What We Owe the Future is intentionally low-key and calm in approach. An associate professor at the University of Oxford, MacAskill uses a voice with a certain soothing cadence that is likely useful in the classroom and follows this style of progression: “If A is true, then B is likely to happen down the road, and that would be bad, meaning we should probably do C to stop B.” As a writer, MacAskill can be a persuasive rationalist. His nightmare scenarios about advanced AGI (artificial general intelligence) being used by corporate or state actors for malicious ends are more plausible than one might imagine.

Where MacAskill and some of his colleagues get crosswise with intellectual opponents is their narrowness of approach. MacAskill’s book rings with an insistence on intensely driving time and resources towards those few sci-fi scenarios in the Very Bad Someday If True category, instead of the Very Bad Right Now and Definitely True category. The former is sexier to a certain kind of imaginative thinker (whiteboards, Excel, data crunching). That is how you get sections in MacAskill’s book like this:

…even if superintelligent AGI were to kill us all, civilisation would not come to an end. Rather, society would continue in digital form, guided by the AGI’s values. What’s at stake when navigating the transition to a world with advanced AI, then, is not whether civilisation continues but which civilisation continues.

An easy counterpart to this somewhat abstruse argument is “You lost me after ‘kill us all’.” Not because such a scenario is impossible to imagine—though the number of very smart people working on the killer AGI problem because they believe in Terminator 2‘s Skynet is a bit disturbing—but because what is left to discuss if humanity is extinct?

Another aspect of What We Owe the Future that makes its pitch less persuasive is how it skips past the critique. Like any good debater, MacAskill anticipates arguments and sets up strawmen to be easily knocked down. He even includes an appendix with responses. They generally make sense: in response to “Future people can take care of themselves”, MacAskill argues we are causing problems for those future people, and “it’s easier to avoid burning coal than it is to suck carbon dioxide out of the atmosphere.” Very true.

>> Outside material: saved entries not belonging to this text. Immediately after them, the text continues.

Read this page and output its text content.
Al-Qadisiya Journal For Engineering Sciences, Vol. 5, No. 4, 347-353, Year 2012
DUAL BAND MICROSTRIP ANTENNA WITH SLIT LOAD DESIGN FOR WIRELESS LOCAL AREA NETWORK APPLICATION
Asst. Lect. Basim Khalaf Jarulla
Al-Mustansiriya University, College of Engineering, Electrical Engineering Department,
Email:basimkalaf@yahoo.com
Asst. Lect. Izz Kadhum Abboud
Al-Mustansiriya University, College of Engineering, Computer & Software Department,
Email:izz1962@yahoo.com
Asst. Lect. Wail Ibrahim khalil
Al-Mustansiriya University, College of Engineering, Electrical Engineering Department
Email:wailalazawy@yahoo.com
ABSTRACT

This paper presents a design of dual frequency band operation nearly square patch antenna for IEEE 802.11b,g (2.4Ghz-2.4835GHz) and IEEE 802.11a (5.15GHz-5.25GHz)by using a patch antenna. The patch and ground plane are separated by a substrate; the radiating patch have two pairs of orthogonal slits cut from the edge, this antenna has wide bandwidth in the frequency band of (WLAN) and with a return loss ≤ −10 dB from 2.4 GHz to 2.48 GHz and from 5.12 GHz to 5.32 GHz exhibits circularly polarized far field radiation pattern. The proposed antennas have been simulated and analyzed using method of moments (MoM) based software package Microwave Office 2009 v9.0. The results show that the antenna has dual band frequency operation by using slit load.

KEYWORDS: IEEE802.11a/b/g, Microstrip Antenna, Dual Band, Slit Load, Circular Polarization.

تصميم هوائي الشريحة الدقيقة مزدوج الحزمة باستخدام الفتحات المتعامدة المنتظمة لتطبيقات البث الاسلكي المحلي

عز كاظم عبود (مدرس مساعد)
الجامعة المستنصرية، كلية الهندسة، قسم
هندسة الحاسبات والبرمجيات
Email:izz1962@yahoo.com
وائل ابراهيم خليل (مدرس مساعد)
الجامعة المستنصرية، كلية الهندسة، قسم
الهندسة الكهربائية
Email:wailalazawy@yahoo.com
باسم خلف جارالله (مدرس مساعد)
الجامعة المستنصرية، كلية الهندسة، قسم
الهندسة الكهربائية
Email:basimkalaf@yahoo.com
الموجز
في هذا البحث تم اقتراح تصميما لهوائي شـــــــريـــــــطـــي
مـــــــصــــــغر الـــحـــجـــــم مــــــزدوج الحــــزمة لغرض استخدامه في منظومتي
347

Tellingly, however, MacAskill does not spend much time addressing the most salient pushback against his kind of longtermism, namely, “How much present-day suffering do we ignore in favor of helping stop things that might happen to people who might be born millions of years in the future?” The longtermist argument too often relies on a shock-and-awe math argument: When there is potential to help even a few percent of trillions of future humans, that can make any even massive present-day efforts seem trivial since they may merely help millions. That is, of course, unless you are one of those sick, homeless, addicted, depressed, unemployed, unsafe, starving people living now who are not deemed worthy of investment by the longtermist algorithm.

What We Owe the Future is audacious, big-picture thinking whose premise could lead some people to do good, even great things. It discourages presentism and encourages the kind of optimistic, can-do approach to the future required for these times. It is also one of those books (Yuval Noah Harari’s Sapiens also comes to mind) that takes such a high-altitude view of humanity it is hard to see any of the people at all.